Conodoguinet Creek is a 104 mi tributary of the Susquehanna River in South central Pennsylvania in the United States. The name is Native American, and means "A Long Way with Many Bends".

Conodoguinet Creek joins the Susquehanna River upstream of Harrisburg.

The headwaters for the Conodoguinet lie within the Fort Loudon, PA State Game Lands just East of Cowan's Gap State Park and McConnellsburg, PA. The Creek flows in a northerly direction through several State Games lands before emptying into the LetterKenny Reservoir near Roxbury, PA. From the reservoir, the Creek flows generally East passing Newville, Carlisle, and Mechanicsburg before terminating as it empties into the Susquehanna River.

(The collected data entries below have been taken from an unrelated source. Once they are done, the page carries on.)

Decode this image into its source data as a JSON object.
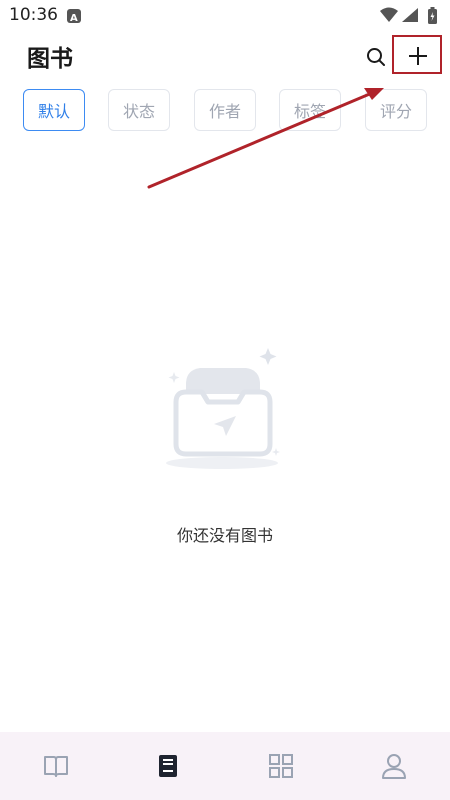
{
  "status_bar": {
    "time": "10:36",
    "icons": [
      "text-badge-icon",
      "wifi-icon",
      "signal-icon",
      "battery-charging-icon"
    ]
  },
  "header": {
    "title": "图书",
    "search_icon": "search-icon",
    "add_icon": "plus-icon"
  },
  "filters": [
    {
      "label": "默认",
      "active": true
    },
    {
      "label": "状态",
      "active": false
    },
    {
      "label": "作者",
      "active": false
    },
    {
      "label": "标签",
      "active": false
    },
    {
      "label": "评分",
      "active": false
    }
  ],
  "empty_state": {
    "icon": "empty-inbox-icon",
    "message": "你还没有图书"
  },
  "bottom_nav": [
    {
      "icon": "open-book-icon",
      "active": false
    },
    {
      "icon": "bookshelf-icon",
      "active": true
    },
    {
      "icon": "grid-icon",
      "active": false
    },
    {
      "icon": "person-icon",
      "active": false
    }
  ],
  "colors": {
    "accent": "#2f7fe8",
    "annotation": "#b0232a",
    "nav_background": "#f8f2f8",
    "inactive_chip_text": "#a0a6b2"
  }
}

The water divide between Conodoguinet Creek and Conococheague Creek is sometimes used as the boundary between the Hagerstown Valley and the Cumberland Valley. It flows past many mills, including Maclay's Mill. The Appalachian Trail crosses the creek near Carlisle.

==Bridges==
- The Ramp Covered Bridge crosses Conodoguinet Creek at Hopewell Township in Cumberland County, Pennsylvania.
- There were formerly four more wooden covered bridges over the creek, but two were destroyed by storms ("Good Hope Mill" and "Watts Bridge") and the other three ("Erb's," "Orr's," and "Oyster Mill") were replaced by modern concrete bridges after they became so old as to be unreliable. Watts Bridge, near Creekside, the home of Frederick Watts, was also replaced by a concrete structure in the 1980s-90s; the Good Hope Mill bridge was never replaced after its destruction.
- Wolfs Bridge, a steel truss bridge in Middlesex Township, in Cumberland County, crosses the Conodoguinet Creek near Schlusser. It failed inspection in 2013, and a concrete replacement bridge will be completed in late 2020 or early 2021.
- Silver Spring Bridge, Silver Spring Township, Cumberland County, Pennsylvania was a covered bridge destroyed by the flood from Hurricane Agnes, June 1972. The new bridge, on Rich Valley Road, had already been in use for most traffic.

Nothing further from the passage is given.